Featured Albums of the Month

With Escape That, Sam Sweeney has made his most personal record to date. His playing has never been more confident or fluid and the accompaniments are also stellar in their subtlety. It is gorgeous, joyous playing, possibly his best yet.

On ‘Time Was Away’, the perfectly matched Emily Portman and Rob Harbron have delivered an elegant and understated gem that’s beautifully atmospheric and gently beguiling. Take time to savour this treat; you’ll be much rewarded.

VRÏ’s ‘islais a genir’ is an album that honours variety and positively revels in its own complex, colourful identity, by turns thoughtful and celebratory. A formidable artistic and cultural statement.

With Sorrows Away, The Unthanks have graced us with their most extraordinary record to date.
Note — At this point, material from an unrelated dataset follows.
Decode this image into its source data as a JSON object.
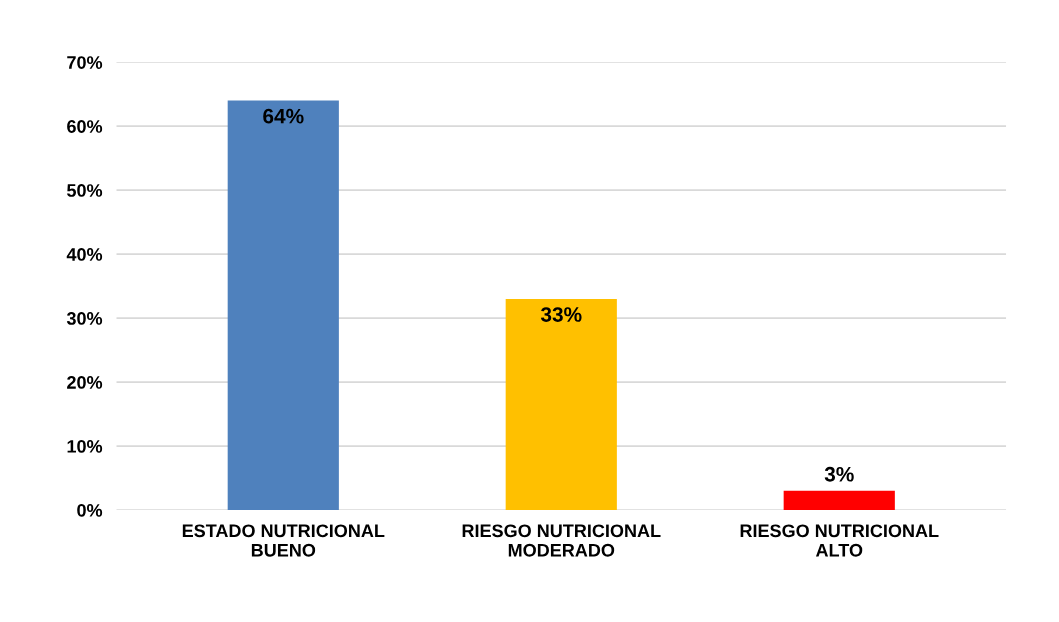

It is a tonic to lift the spirits and marks a momentous moment in the career of one of the greatest folk bands in the UK today.

Saltlines is a massive, ambitious and highly unusual project; the fact that it feels perfectly judged at every moment is down to the sheer excellence of Gigspanner Big Band’s musicianship and the touching, clear-eyed nature of everything Raynor Winn writes or speaks. It is a constant delight. 

‘The Space Between’ is the sound of a band that are cooking on heat; anyone who comes into the Bonfire Radicals’ orbit is going to be hard pushed not to be swept up by this blazing folk comet.

Jake Blount’s The New Faith is an album rich with themes of hope, resilience and salvation. With a keen sense of tradition, Blount has cleverly delivered a bold, thought-provoking and judicious album…one which is also a thoroughly, staggeringly thrilling listen. Glorious.

Featuring Colm O’Connell and Rory McDaid, Rezo’s latest album ‘Sew Change’, shows that this duo are still at the forefront of presenting fresh and creative collages of sound. This is what great music is capable of being.

Featuring Sarah-Jane Summers, Juhani Silvola, Leif Ottosson and Bridget Marsden, the Siskin Quartet’s ‘Flight Paths’ is an exceptional album. Broad-reaching yet balanced, daring and compelling; I can’t recommend it highly enough.

With LAS, Brìghde Chaimbeul, Ross Ainslie and Steven Byrnes have delivered a highly accomplished album that, probably more than any other you’ll hear this year, unifies innovation and tradition.

With music that is gloriously varied, Fara’s Energy Islands is a brave, wildly original almost-concept album from one of the finest folk bands in Scotland. It’s an exquisite album.

The Wilderness Yet’s ‘What Holds The World Together’, shows them to be a band steeped in both the English and Irish folk traditions, but with a fresh, confident edge and a clear idea of what they want to achieve. This is surely one of the folk albums of the year.